John Paul's final words revealed by Vatican
The account of John Paul's final hours appears in a meticulous official report on his last weeks, released in what may be an effort to ward off doubts about how forthcoming the Vatican has been about his illness and April 2 death.
There was much speculation in past decades over how some pontiffs died.
John Paul I's brief tenure of 33 days in 1978 spawned conspiracy theories that he did not die naturally in his bed, as the Vatican said. Some wondered if he have been killed because he had information about a banking scandal in which the Holy See's bank was later found to be involved.
While no one has publicly suggested anything amiss about John Paul II's final hours, the Vatican was silent for years when it was apparent the globe-trotting, widely-beloved pontiff was suffering the symptoms of Parkinson's disease.
Many of the details had already been revealed, but the 220-page report gives more description of the pontiff's decline. It went on sale at the Vatican recently.
The book has entries in chronological order, starting with January 31, the day the Vatican's press office announced the Pope's audiences were being suspended because he had flu symptoms. It chronicles his symptoms, care and response to treatment during two hospitalisations and then during his last days in his Vatican City apartment.
Following the second hospitalisation, which included throat surgery to insert a breathing tube, John Paul's convalescence was hampered by "very difficult swallowing," laborious attempts to speak, and "nutritional deficit and marked weakness," the account says.
Swallowing and breathing problems were consequences of Parkinson's disease, which the 84-year-old Pope suffered from for years, doctors have said.
The official account is quite close to one offered last month by John Paul's longtime personal secretary, now Krakow Archbishop Stanislaw Dziwisz.

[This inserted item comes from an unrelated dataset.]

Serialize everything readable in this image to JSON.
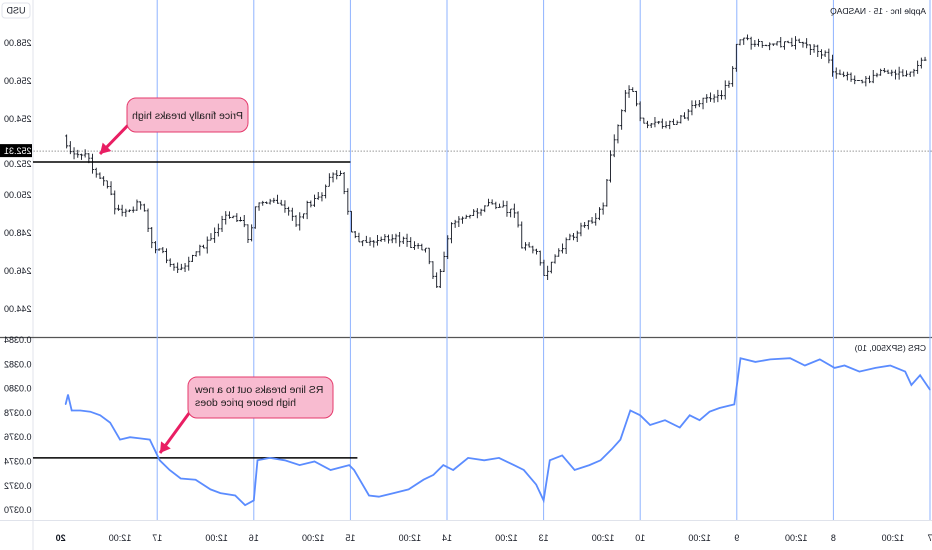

He said a nun who was near the pontiff heard him say: "Let me go to the Lord."
Media accounts published at the time of John Paul's death said he looked toward the apartment window and whispered "Amen." One newspaper quoted a Polish priest as saying the Pope died "an instant" later.
According to the Vatican, the Pope uttered his final words at 3:30pm, and slipped into a coma at 7pm.
"According to a Polish tradition, a small, lit candle illuminated the twilight of the room, where the pope was expiring," it said.
The Vatican account describes the pontiff as experiencing various levels of participation in what was going on around him.